Author Archives: Joseph Pater

More on vowel category learning

I came across two more papers that are very much worth taking a look at if you are interested in modeling vowel category learning. This paper by Schwartz and colleagues proposes a model of speech perception with what looks like an interesting connection between production and perception. Relevant to our concerns, it has a brief discussion to feature economy in vowels, with an early Ohala reference, and also some fascinating data on speaker-to-speaker variation in vowel height boundaries (which is correlated with production differences!) This paper by Sonderegger and Yu proposes a Bayesian analysis of compensation for coarticulation, and discusses some possible extensions to the modeling of change at the end. It builds on the work by Feldman and colleagues that I mentioned in class.

Feature economy in vowels?

Seth Cable and Brian Dillon had some interesting comments and questions about feature economy in vowels. I’ve pasted in the discussion below, and just want to add some references here. In a paper in a recent volume, Mackie and Mielke find that feature economy holds of vowel systems that emerge from simulations, even when explicit features aren’t used (!).
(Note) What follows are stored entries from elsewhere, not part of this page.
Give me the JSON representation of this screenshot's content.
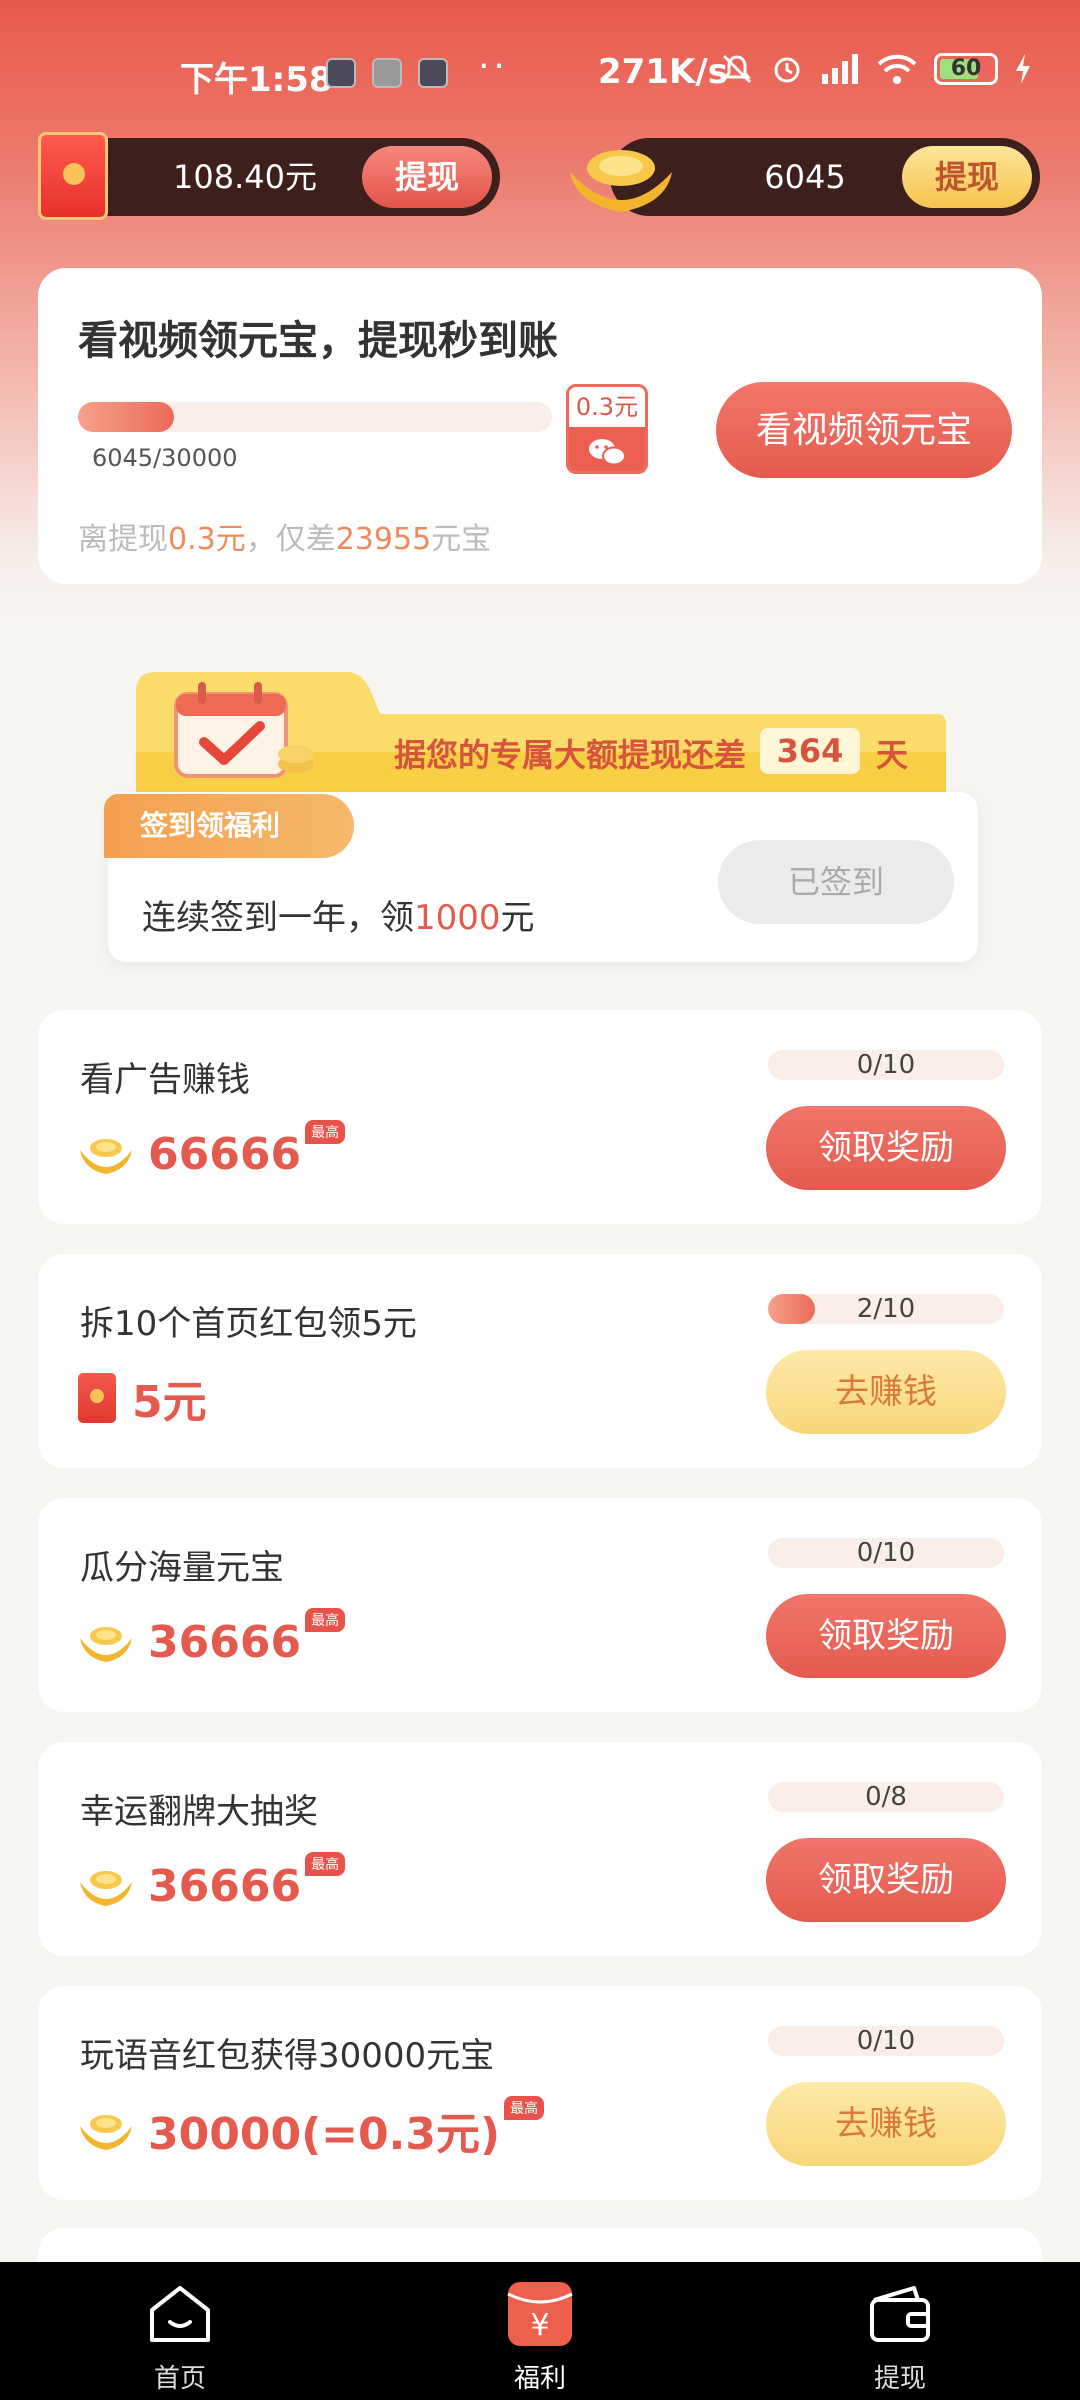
{
  "status_bar": {
    "time": "下午1:58",
    "dots": "··",
    "net_speed": "271K/s",
    "battery": "60"
  },
  "top_balance": {
    "cash_value": "108.40元",
    "cash_withdraw_label": "提现",
    "ingot_value": "6045",
    "ingot_withdraw_label": "提现"
  },
  "video_card": {
    "title": "看视频领元宝，提现秒到账",
    "progress_text": "6045/30000",
    "progress_fraction": 0.2015,
    "badge_amount": "0.3元",
    "note_prefix": "离提现",
    "note_amount": "0.3元",
    "note_middle": "，仅差",
    "note_remaining": "23955",
    "note_suffix": "元宝",
    "button_label": "看视频领元宝"
  },
  "checkin": {
    "banner_text": "据您的专属大额提现还差",
    "banner_days": "364",
    "banner_unit": "天",
    "tag_label": "签到领福利",
    "desc_prefix": "连续签到一年，领",
    "desc_amount": "1000",
    "desc_suffix": "元",
    "button_label": "已签到"
  },
  "tasks": [
    {
      "title": "看广告赚钱",
      "reward": "66666",
      "max_tag": "最高",
      "progress_text": "0/10",
      "progress_fraction": 0,
      "button": "领取奖励"
    },
    {
      "title": "拆10个首页红包领5元",
      "reward": "5元",
      "max_tag": "",
      "progress_text": "2/10",
      "progress_fraction": 0.2,
      "button": "去赚钱"
    },
    {
      "title": "瓜分海量元宝",
      "reward": "36666",
      "max_tag": "最高",
      "progress_text": "0/10",
      "progress_fraction": 0,
      "button": "领取奖励"
    },
    {
      "title": "幸运翻牌大抽奖",
      "reward": "36666",
      "max_tag": "最高",
      "progress_text": "0/8",
      "progress_fraction": 0,
      "button": "领取奖励"
    },
    {
      "title": "玩语音红包获得30000元宝",
      "reward": "30000(=0.3元)",
      "max_tag": "最高",
      "progress_text": "0/10",
      "progress_fraction": 0,
      "button": "去赚钱"
    }
  ],
  "bottom_nav": {
    "home": "首页",
    "welfare": "福利",
    "withdraw": "提现",
    "welfare_icon_glyph": "¥"
  },
  "colors": {
    "accent_red": "#e55a4e",
    "accent_gold": "#f8d67a",
    "header_red": "#e9584c"
  }
}
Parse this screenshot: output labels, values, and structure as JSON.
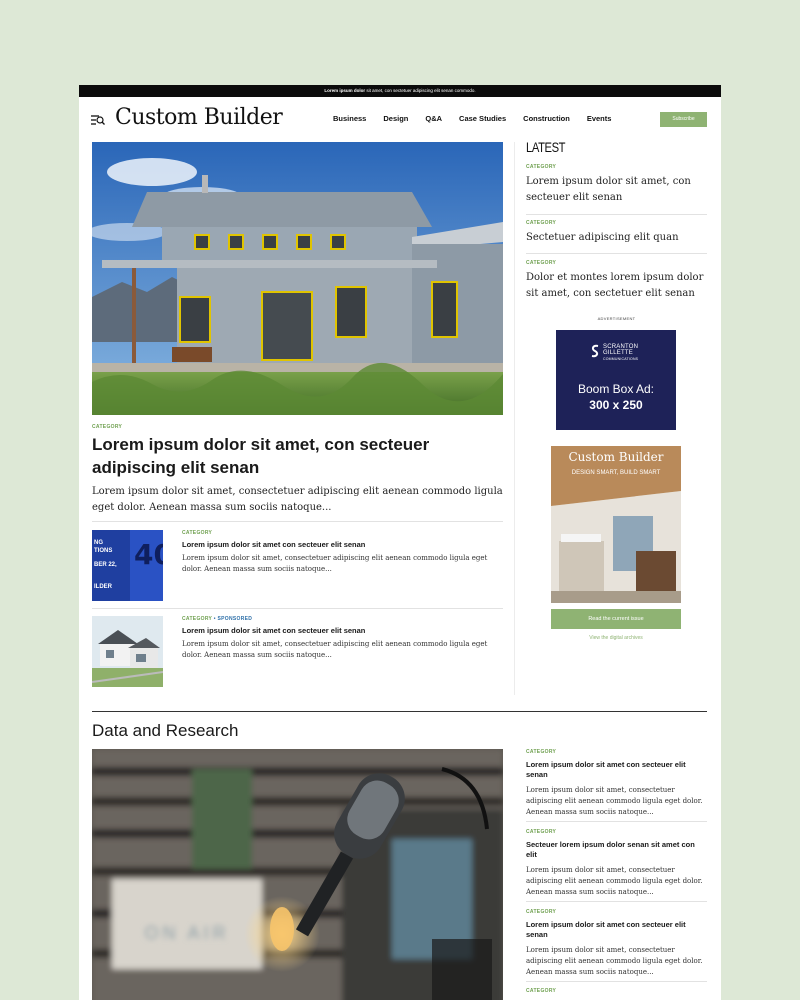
{
  "topbar": {
    "bold": "Lorem ipsum dolor",
    "rest": " sit amet, con sectetuer adipiscing elit senan commodo."
  },
  "header": {
    "logo": "Custom Builder",
    "nav": [
      "Business",
      "Design",
      "Q&A",
      "Case Studies",
      "Construction",
      "Events"
    ],
    "subscribe": "Subscribe"
  },
  "hero": {
    "category": "CATEGORY",
    "title": "Lorem ipsum dolor sit amet, con secteuer adipiscing elit senan",
    "desc": "Lorem ipsum dolor sit amet, consectetuer adipiscing elit aenean commodo ligula eget dolor. Aenean massa sum sociis natoque..."
  },
  "stories": [
    {
      "category": "CATEGORY",
      "sponsored": "",
      "title": "Lorem ipsum dolor sit amet con secteuer elit senan",
      "desc": "Lorem ipsum dolor sit amet, consectetuer adipiscing elit aenean commodo ligula eget dolor. Aenean massa sum sociis natoque..."
    },
    {
      "category": "CATEGORY",
      "sponsored": " • SPONSORED",
      "title": "Lorem ipsum dolor sit amet con secteuer elit senan",
      "desc": "Lorem ipsum dolor sit amet, consectetuer adipiscing elit aenean commodo ligula eget dolor. Aenean massa sum sociis natoque..."
    }
  ],
  "thumb1_text": {
    "l1": "NG",
    "l2": "TIONS",
    "l3": "BER 22,",
    "l4": "ILDER",
    "num": "40"
  },
  "latest": {
    "title": "LATEST",
    "items": [
      {
        "category": "CATEGORY",
        "title": "Lorem ipsum dolor sit amet, con secteuer elit senan"
      },
      {
        "category": "CATEGORY",
        "title": "Sectetuer adipiscing elit quan"
      },
      {
        "category": "CATEGORY",
        "title": "Dolor et montes lorem ipsum dolor sit amet, con sectetuer elit senan"
      }
    ]
  },
  "ad": {
    "label": "ADVERTISEMENT",
    "brand1": "SCRANTON",
    "brand2": "GILLETTE",
    "brand3": "COMMUNICATIONS",
    "line1": "Boom Box Ad:",
    "line2": "300 x 250"
  },
  "magazine": {
    "logo": "Custom Builder",
    "tagline": "DESIGN SMART, BUILD SMART",
    "read_button": "Read the current issue",
    "archives": "View the digital archives"
  },
  "data_research": {
    "title": "Data and Research",
    "photo_text": "ON AIR",
    "items": [
      {
        "category": "CATEGORY",
        "title": "Lorem ipsum dolor sit amet con secteuer elit senan",
        "desc": "Lorem ipsum dolor sit amet, consectetuer adipiscing elit aenean commodo ligula eget dolor. Aenean massa sum sociis natoque..."
      },
      {
        "category": "CATEGORY",
        "title": "Secteuer lorem ipsum dolor senan sit amet con elit",
        "desc": "Lorem ipsum dolor sit amet, consectetuer adipiscing elit aenean commodo ligula eget dolor. Aenean massa sum sociis natoque..."
      },
      {
        "category": "CATEGORY",
        "title": "Lorem ipsum dolor sit amet con secteuer elit senan",
        "desc": "Lorem ipsum dolor sit amet, consectetuer adipiscing elit aenean commodo ligula eget dolor. Aenean massa sum sociis natoque..."
      },
      {
        "category": "CATEGORY",
        "title": "",
        "desc": ""
      }
    ]
  },
  "colors": {
    "accent": "#8fb373",
    "category": "#6fa050",
    "sponsored": "#2d6fa8",
    "ad_bg": "#1e2258"
  }
}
That paper cites de Boer (2000) on modeling the emergence of vowel inventories, and other work in this vein is cited in the Boersma and Hamann paper we are reading this week (see also B&H for plenty of relevant discussion on dispersion). Brian brings up Mixture of Gaussian models of vowel category learning (see this week’s Kirby paper for further references). I suspect that the intersection between that work and iterated learning that he suggests below hasn’t really been explored yet. Here‘s Brian and colleagues’ Inuktitut paper, and here is a paper that talks about iterated language learning in a Bayesian framework. Also, here is a paper that derives a non-linguistic simplicity bias from a maximally uncommitted prior, and here is a paper that talks about iterated learning using a stipulated simplicity prior (the paper that some of us read with Micheal Lavine of Statistics last year).

*****

From Seth: It occurred to me randomly today that vowel systems aren’t generally model pictures of feature economy. Rather, folks tend to think that there’s strong pressure to keep vowels maximally distinct, leading ideally to a three-vowels system of [high front unrounded], [mid low unrounded] [high back rounded].
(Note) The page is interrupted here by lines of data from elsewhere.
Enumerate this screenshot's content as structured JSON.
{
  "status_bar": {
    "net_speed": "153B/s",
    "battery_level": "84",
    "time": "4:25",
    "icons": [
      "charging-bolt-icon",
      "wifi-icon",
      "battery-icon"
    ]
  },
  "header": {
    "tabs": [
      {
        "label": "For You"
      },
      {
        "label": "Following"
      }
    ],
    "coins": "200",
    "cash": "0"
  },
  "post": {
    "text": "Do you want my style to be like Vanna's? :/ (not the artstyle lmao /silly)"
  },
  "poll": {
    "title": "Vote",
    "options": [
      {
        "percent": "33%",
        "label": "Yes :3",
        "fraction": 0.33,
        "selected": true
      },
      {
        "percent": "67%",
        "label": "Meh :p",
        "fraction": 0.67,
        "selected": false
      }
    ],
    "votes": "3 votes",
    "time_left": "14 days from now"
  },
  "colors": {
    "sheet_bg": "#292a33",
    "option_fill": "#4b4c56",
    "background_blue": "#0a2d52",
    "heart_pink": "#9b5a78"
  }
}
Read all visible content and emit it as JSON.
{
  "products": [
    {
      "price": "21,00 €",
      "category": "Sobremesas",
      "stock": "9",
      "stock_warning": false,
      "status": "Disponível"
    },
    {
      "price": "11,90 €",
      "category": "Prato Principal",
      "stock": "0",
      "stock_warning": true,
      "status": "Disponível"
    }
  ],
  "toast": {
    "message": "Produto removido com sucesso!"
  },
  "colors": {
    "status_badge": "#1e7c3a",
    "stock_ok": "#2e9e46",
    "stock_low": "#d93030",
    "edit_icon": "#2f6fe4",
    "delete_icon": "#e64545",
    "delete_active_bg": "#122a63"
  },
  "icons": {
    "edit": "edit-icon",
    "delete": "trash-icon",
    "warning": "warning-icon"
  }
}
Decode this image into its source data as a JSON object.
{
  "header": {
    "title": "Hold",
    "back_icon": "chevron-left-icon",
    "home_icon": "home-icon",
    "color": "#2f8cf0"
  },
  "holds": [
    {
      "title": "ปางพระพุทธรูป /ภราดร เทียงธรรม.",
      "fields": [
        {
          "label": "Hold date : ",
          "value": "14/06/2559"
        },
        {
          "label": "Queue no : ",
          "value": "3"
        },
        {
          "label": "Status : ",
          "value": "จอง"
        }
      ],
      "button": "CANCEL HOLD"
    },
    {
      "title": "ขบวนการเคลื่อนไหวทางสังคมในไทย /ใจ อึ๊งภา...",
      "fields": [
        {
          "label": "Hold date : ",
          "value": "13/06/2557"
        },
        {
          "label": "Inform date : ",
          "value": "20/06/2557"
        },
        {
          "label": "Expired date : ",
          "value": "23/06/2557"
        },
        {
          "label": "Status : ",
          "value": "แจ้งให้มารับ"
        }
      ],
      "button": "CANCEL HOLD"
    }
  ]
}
In fact, my hunch is that its comparatively rare for vowel systems to be perfectly economical wrt features, so that the language exhibits every possible combination of [+/- front], [+/- high], [+/- round].

If that’s right, what’s going on here? Is there some kind of countervailing pressure to keep vowels distinct? How can we model the interaction between these two pressures?

****

From Brian: 

If that’s right, what’s going on here? Is there some kind of countervailing pressure to keep vowels distinct?

I think that this is a huge part of this. Vowels that are close together are difficult to discriminate and difficult to acquire phonetic boundaries for and there are a bunch of models that formalize this intuition (Dispersion Theory a la Fleming, Wedel’s agent-based modeling based on communicative efficiency). That’s part of the reason we chose Inuktitut as our test case for modeling the acquisition of vowel categories… with a nice 3/5 vowel system, it’s not too hard to get Mixture Model-type techniques to correctly categorize the vowel space. The difficulty in acquiring vowels in this kind of unsupervised way grows a *lot* when you crowd the space even just a little bit more.

How can we model the interaction between these two pressures?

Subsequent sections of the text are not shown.